The most essential scene in this, ironically, is the
sequence only available in the complete director's cut: a lengthy abortion
sequence, described
quite thoroughly by Peter Debruge. It must have been an obvious cut for the
international censors, because while most of the sex is, well, sex, this is
truly the most squeamish and offensive the film truly gets. It also thus gets
to I think what the core of Nymphomaniac
is really about: the importance of provocation as a narrative device. Joe's
ideas of why she wants an abortion are so morally objectionable, and the
procedure so brutal to watch (bravo to whatever digital or prosthetic work was
done here), that even Seligman has a hard time putting them into his theory. "On principle, I believe that taboos are damaging for human beings,"
Joe demands.
What you can say about Joe's abortion rhetoric, her demand
to use the word "negro" to explain the aforementioned ménage à trois, or her sympathy for
pedophiles, is not that one must agree with it, but it is Von Trier laying his
cards plainly with an explanation. Do we need one? There's another version of Nymphomaniac
without Joe and Seligman's debates, a film which simply tracks Joe from her
erotic becoming at age 2 all the way through thousands of men before being
pissed on by her adoptive daughter-cum-sexual-replacement. And what would be
the meaning of that story? Certainly not the interpretation given by Seligman near the end as a proto-feminist tale, nor Joe's interpretation as a moral
failing that leads to an attempt to purify herself and reach some idealistic
goal of transcendence. Von Trier knows that such lofty goals, read into his
films or general, are silly affairs, and so Nymphomaniac ends with the
follies of both man and woman, Joe and Seligman recant their ideas. It's the final
pun on an elongated joke–not the eros of Scheherazade and the king, nor
the jovial return of The Decameron,
but a final trolling in case you were also “not listening carefully.” Nymphomaniac
must end with a bang. Von Trier isn't here to reconcile his points of view with
a more rational form of society, only to state their necessity to exist and
clash. If Von Trier didn’t exist, cinema would have to invent him.
1 comment:
I'll admit, I went with the "easy reading" of the film the first time (the formal changes between chapters in Volume I seemed reminiscent of The Five Obstructions, and the whole speech about use of the word "negro" seemed like a shot across the bow at von Trier's Nazi controversy), but really like the idea you pose of the film existing for provocation's sake.

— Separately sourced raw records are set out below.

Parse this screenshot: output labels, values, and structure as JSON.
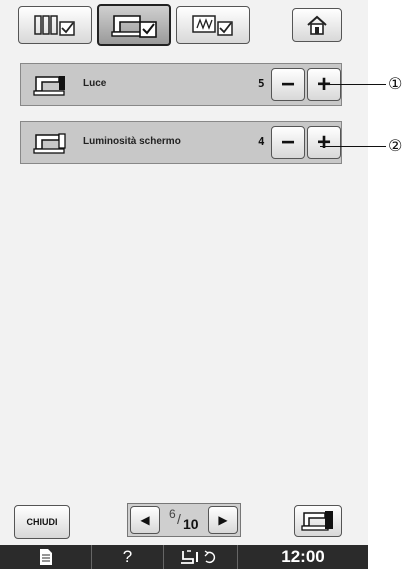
{
  "tabs": [
    {
      "name": "sewing-settings",
      "active": false
    },
    {
      "name": "general-settings",
      "active": true
    },
    {
      "name": "embroidery-settings",
      "active": false
    }
  ],
  "settings": [
    {
      "label": "Luce",
      "value": "5",
      "callout": "①"
    },
    {
      "label": "Luminosità schermo",
      "value": "4",
      "callout": "②"
    }
  ],
  "pagination": {
    "current": "6",
    "total": "10"
  },
  "buttons": {
    "close_label": "CHIUDI",
    "minus": "−",
    "plus": "+"
  },
  "statusbar": {
    "help": "?",
    "time": "12:00"
  }
}
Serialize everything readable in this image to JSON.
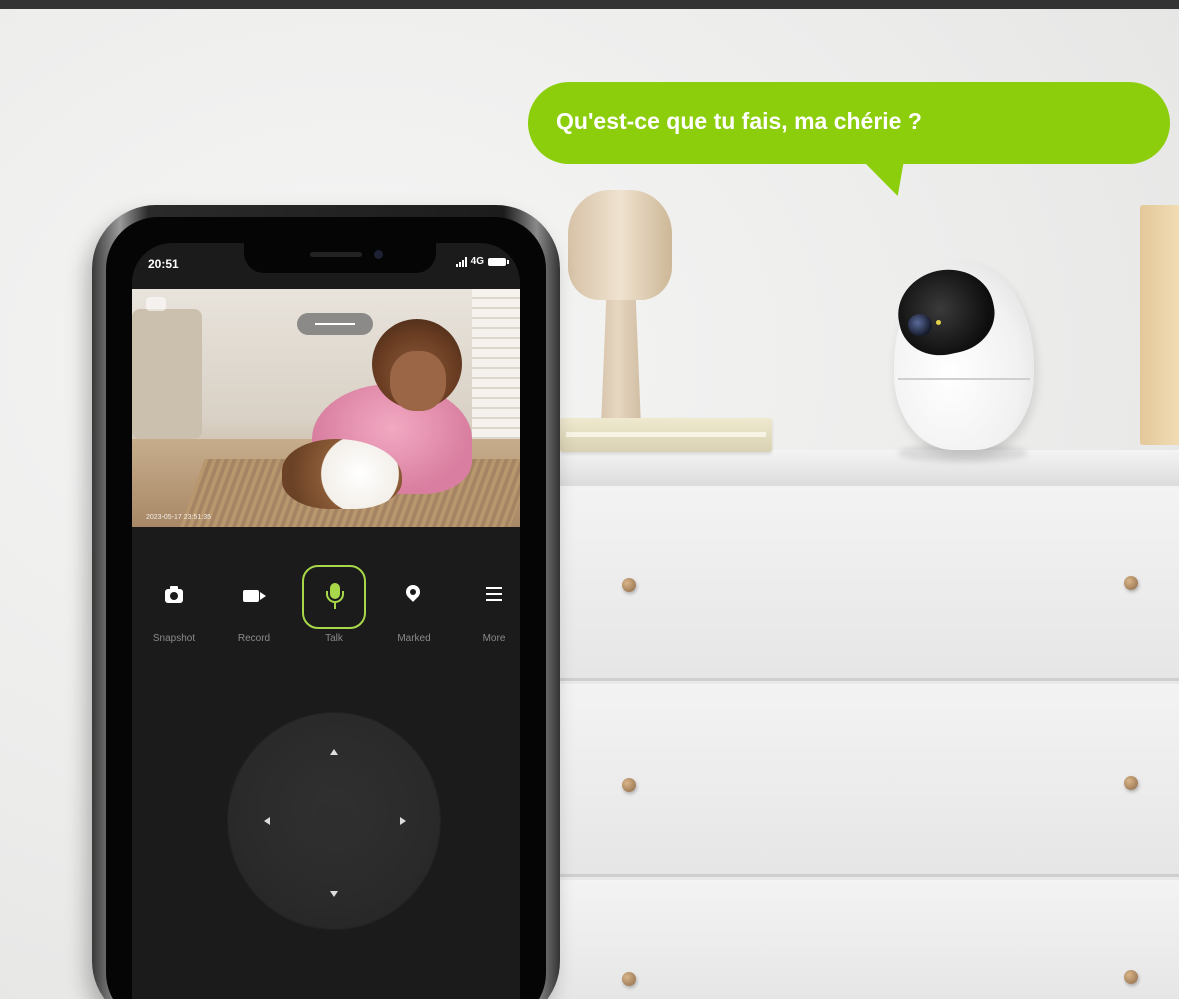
{
  "bubble": {
    "text": "Qu'est-ce que tu fais, ma chérie ?",
    "color": "#8ccd0c"
  },
  "phone": {
    "status": {
      "time": "20:51",
      "network": "4G"
    },
    "feed": {
      "timestamp": "2023-05-17 23:51:35"
    },
    "controls": [
      {
        "label": "Snapshot",
        "icon": "camera-icon",
        "active": false
      },
      {
        "label": "Record",
        "icon": "video-icon",
        "active": false
      },
      {
        "label": "Talk",
        "icon": "mic-icon",
        "active": true
      },
      {
        "label": "Marked",
        "icon": "pin-icon",
        "active": false
      },
      {
        "label": "More",
        "icon": "menu-icon",
        "active": false
      }
    ],
    "accent_color": "#a8d84a"
  }
}
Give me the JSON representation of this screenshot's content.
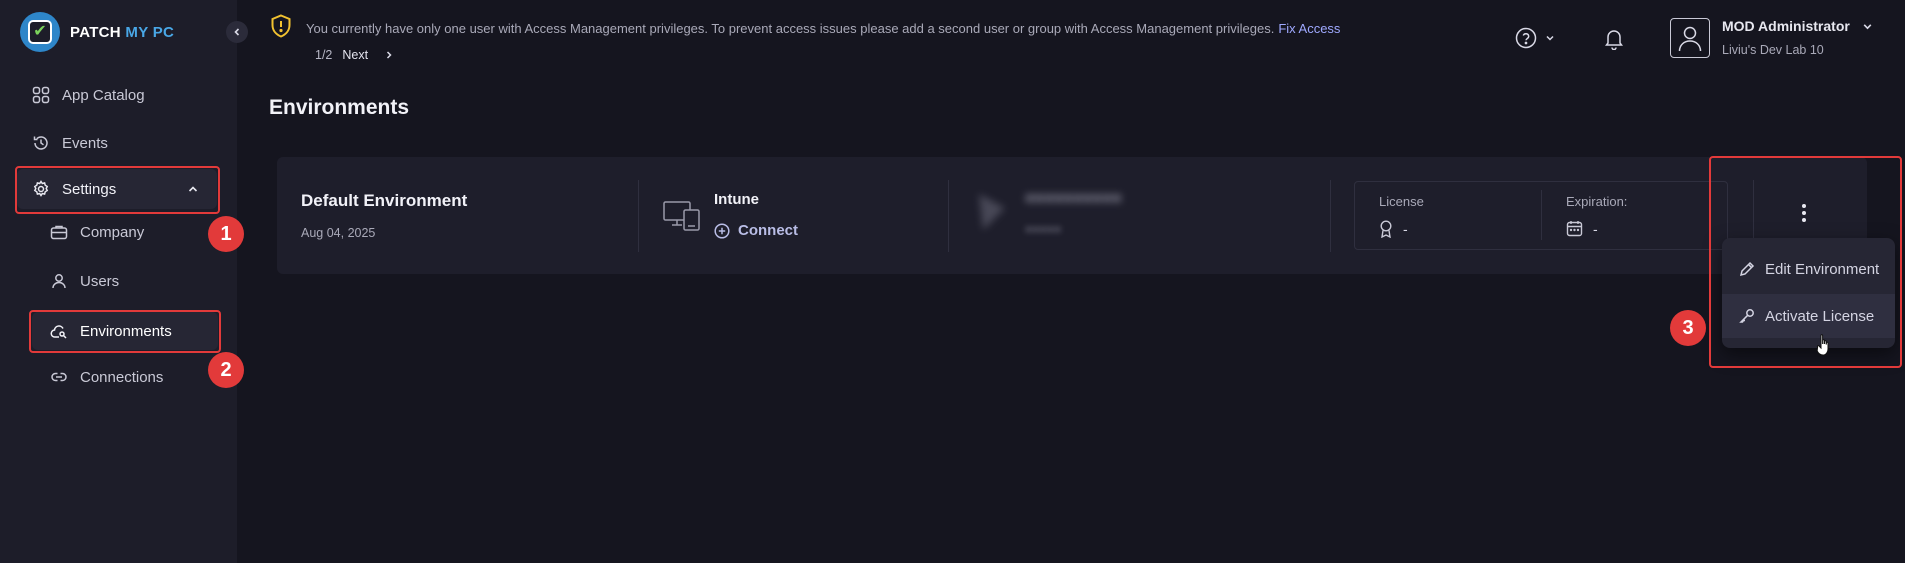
{
  "brand": {
    "logo_part1": "PATCH",
    "logo_part2": "MY PC"
  },
  "sidebar": {
    "items": [
      {
        "label": "App Catalog",
        "icon": "grid-icon"
      },
      {
        "label": "Events",
        "icon": "history-icon"
      },
      {
        "label": "Settings",
        "icon": "gear-icon"
      },
      {
        "label": "Company",
        "icon": "briefcase-icon"
      },
      {
        "label": "Users",
        "icon": "user-icon"
      },
      {
        "label": "Environments",
        "icon": "cloud-key-icon"
      },
      {
        "label": "Connections",
        "icon": "link-icon"
      }
    ]
  },
  "banner": {
    "message": "You currently have only one user with Access Management privileges. To prevent access issues please add a second user or group with Access Management privileges.",
    "link": "Fix Access",
    "pager": "1/2",
    "next": "Next"
  },
  "user": {
    "name": "MOD Administrator",
    "tenant": "Liviu's Dev Lab 10"
  },
  "page": {
    "title": "Environments"
  },
  "environment": {
    "name": "Default Environment",
    "date": "Aug 04, 2025",
    "provider": "Intune",
    "connect_label": "Connect",
    "license_label": "License",
    "license_value": "-",
    "expiration_label": "Expiration:",
    "expiration_value": "-"
  },
  "menu": {
    "items": [
      "Edit Environment",
      "Activate License"
    ]
  },
  "annotations": {
    "badge1": "1",
    "badge2": "2",
    "badge3": "3"
  },
  "colors": {
    "accent_red": "#e23a3a",
    "brand_blue": "#49a7e6",
    "link": "#9fa9ff"
  }
}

Seligman describes how some fish only take the bait when directly provoked, and watching the Director's Cut made me wonder if this is how von Trier treats his audience. If your reputation is that of a provocateur, you have to push even harder to really shock people who expect transgression, and perhaps try to prove their maturity by acting as though they're above it.
Though the abortion scene certainly would be the thing to not make it to North American screens, I wonder if it was intentionally held back specifically so that the Director's Cut could provoke even those who saw the original cut. I'll admit to watching most of the abortion sequence through knit fingers, enjoying not so much the impact it was having on the story (which it does: Joe's relationship to P becomes more interesting in light of twice refusing motherhood), but the fact that I was seeing something I wasn't prepared for.
I prefer your read on the ending, which I didn't like before and still don't like with the DC. Much of my own engagement with Nymphomaniac stemmed from being unsure whether or not von Trier was sincerely trying to be transgressive, or whether the whole thing was a 6-hour con job, wherein the most provocative thing he could do was make a vulgar shaggy dog story, and see whether critics or "fans" of his work would take the bait by trying to ascribe deeper meaning to it. The latter option better explained the ending to me, which felt like a cruel punchline. That being said, it did provoke a reaction in me, even though I considered myself enlightened enough to not be upset by a film that shows hardcore sex.